眠りが来るまでの時間が、少し長い。長いけど、昨日ほど怖くない。昨日の昼が、ちゃんと残っている。
残っているものは、許可みたいなものだ。
――明日も、越えよう。
口の中で言って、寝返りを打つ。布団の中で、体温が少しだけ動く。動くと、眠りの入口に近づく。
•
朝。
目を開けると、空はまた白い。白いのに、昨日より眩しくない。眩しくないのは、僕が少しだけ慣れたからかもしれない。

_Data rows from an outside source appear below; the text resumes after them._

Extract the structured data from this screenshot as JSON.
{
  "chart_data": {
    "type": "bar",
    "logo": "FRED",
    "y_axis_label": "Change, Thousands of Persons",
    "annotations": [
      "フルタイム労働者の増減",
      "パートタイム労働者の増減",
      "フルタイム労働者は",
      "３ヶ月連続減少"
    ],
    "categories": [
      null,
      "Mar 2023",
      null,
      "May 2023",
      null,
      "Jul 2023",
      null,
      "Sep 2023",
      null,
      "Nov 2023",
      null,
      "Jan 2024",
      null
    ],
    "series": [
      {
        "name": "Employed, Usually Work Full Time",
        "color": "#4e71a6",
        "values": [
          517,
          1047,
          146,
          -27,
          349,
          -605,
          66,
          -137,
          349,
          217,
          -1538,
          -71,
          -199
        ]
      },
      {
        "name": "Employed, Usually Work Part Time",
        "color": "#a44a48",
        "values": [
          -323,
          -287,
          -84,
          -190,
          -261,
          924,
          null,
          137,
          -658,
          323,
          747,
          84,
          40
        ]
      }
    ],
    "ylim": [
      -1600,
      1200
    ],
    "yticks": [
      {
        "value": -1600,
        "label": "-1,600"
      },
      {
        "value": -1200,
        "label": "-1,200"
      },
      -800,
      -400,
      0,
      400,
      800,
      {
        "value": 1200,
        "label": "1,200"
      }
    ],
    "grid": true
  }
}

起きて、スマホを見る。見なくてもいいのに、見てしまう。癖は怖い。でも、癖を全部消すのは無理だ。だから、扱い方だけ変える。
通知は、ひとつ。
千華さん。
「今日は少しだけ元気」
「海のせいかも」
僕は一瞬だけ笑いそうになって、やめる。笑ったら嬉しいがバレる気がする。バレたらどうなるのか分からないのに、怖い。
でも、返す。短く。
「よかったです」
「海、強いですね」
送信して、スマホを置く。置いて、立ち上がる。キッチンへ行く。湯気。味噌汁の匂い。家の匂い。
母が言う。
「今日も大学?」
「……うん」
「いってらっしゃい」
「……いってきます」
父は新聞をめくる。今日は何も言わない。言わないのが優しさなのか、たまたまなのか分からない。でも、言わない朝は、助かる。
玄関で靴を履く。外に出る。冷たい空気。肺が起きる。起きた肺で、僕は歩く。
駅へ向かう道。
白い朝の中で、昨日の海は遠い。でも、完全には消えていない。耳じゃなくて、胸の奥に残っている。
残っているなら、今日も越えられる。
僕はポケットに手を入れて、指先でスマホの角を確かめた。熱はない。でも、形はある。形があるなら、今はそれでいい。